Dari rangkaian logika di atas, maka kita tidak mungkin mengatakan ”tidak ada tuhan”. Kalimat ”tidak ada tuhan” tidak mungkin bisa berdiri sendiri karena tidak masuk akal dan tidak bermakna. Kalimat itu bisa bermakna jika ia ditambah, sehingga kalimatnya menjadi: ”tidak ada tuhan, kecuali X”. Maka X menjadi satu-satunya Tuhan yang berbeda dengan tuhan-tuhan yang lain. Ia haruslah mutlak dan tidak bersifat relatif seperti yang lain. Tuhan X juga harus berbeda dengan apapun yang ada di alam raya dan apapun yang terpikirkan oleh manusia. Siapakah Tuhan ’X’ itu ? Bagaimana cara kita mengetahui-Nya ?

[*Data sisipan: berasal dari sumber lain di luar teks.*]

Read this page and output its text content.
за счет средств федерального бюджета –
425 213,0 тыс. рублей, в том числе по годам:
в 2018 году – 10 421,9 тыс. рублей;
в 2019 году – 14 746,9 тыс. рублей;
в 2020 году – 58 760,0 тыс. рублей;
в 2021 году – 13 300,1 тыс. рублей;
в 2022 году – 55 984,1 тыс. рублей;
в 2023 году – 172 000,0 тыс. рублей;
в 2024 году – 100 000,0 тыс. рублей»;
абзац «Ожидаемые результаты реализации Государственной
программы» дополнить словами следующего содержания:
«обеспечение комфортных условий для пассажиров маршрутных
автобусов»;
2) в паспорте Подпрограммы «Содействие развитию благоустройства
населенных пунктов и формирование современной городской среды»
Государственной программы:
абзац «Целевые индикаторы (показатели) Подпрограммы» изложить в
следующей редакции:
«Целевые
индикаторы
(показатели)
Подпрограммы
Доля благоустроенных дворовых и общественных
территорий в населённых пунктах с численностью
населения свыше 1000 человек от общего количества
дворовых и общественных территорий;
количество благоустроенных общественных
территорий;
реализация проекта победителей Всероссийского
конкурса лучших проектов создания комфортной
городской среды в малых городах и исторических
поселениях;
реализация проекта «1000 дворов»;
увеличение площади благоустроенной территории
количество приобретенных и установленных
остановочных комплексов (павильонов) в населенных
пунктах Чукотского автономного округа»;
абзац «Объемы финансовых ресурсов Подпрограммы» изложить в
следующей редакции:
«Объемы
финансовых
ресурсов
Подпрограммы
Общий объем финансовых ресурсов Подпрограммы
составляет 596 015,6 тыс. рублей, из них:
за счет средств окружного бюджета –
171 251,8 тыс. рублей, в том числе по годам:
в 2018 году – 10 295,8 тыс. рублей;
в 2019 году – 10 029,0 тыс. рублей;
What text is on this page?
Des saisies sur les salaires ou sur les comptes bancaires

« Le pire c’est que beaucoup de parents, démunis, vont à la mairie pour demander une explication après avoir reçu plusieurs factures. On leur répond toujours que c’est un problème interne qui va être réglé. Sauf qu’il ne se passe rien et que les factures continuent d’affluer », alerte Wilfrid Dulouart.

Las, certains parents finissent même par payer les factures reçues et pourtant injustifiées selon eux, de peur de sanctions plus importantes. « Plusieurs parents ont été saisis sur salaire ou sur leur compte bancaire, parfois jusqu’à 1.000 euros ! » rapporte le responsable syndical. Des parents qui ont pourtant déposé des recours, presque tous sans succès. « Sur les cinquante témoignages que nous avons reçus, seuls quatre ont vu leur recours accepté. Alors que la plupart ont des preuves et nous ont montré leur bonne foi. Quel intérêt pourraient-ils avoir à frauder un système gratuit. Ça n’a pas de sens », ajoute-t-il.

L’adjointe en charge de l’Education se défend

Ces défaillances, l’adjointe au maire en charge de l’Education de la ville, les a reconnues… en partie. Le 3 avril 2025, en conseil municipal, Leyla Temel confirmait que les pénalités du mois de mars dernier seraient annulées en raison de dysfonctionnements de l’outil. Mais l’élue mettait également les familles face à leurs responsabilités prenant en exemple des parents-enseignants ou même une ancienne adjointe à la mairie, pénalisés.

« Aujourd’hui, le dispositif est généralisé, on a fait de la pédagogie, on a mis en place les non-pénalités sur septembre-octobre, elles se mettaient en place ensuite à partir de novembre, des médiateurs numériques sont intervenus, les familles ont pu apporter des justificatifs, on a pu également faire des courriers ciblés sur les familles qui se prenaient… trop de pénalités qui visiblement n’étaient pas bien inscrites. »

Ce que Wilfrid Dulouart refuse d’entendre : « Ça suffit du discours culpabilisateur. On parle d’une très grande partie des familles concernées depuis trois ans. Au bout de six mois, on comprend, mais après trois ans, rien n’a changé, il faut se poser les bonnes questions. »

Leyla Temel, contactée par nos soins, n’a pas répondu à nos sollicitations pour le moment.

Tuhan yang menciptakan segala sesuatu tentulah merupakan ‘sesuatu’ di atas segala sesuatu yang tidak dapat dijangkau oleh manusia karena kemutlakan-Nya. Manusia sebagai makhluk tidak akan mungkin dapat menjangkau sang penciptanya. Sebagaimana komputer sebagai hasil buatan yang tidak mungkin menjangkau manusia yang membuatnya.

Manusia yang fana, tidak mungkin menjangkau Tuhan yang mutlak. Tidak akan ada akal atau alat dengan teknologi secanggih apapun yang dapat mengungkap, seperti apakah hakikat Tuhan itu. Karena kemutlakan dan ketidak terjangkauannya itulah, maka kita hanya dapat melakukan pendekatan terhadap ‘konsep Tuhan’.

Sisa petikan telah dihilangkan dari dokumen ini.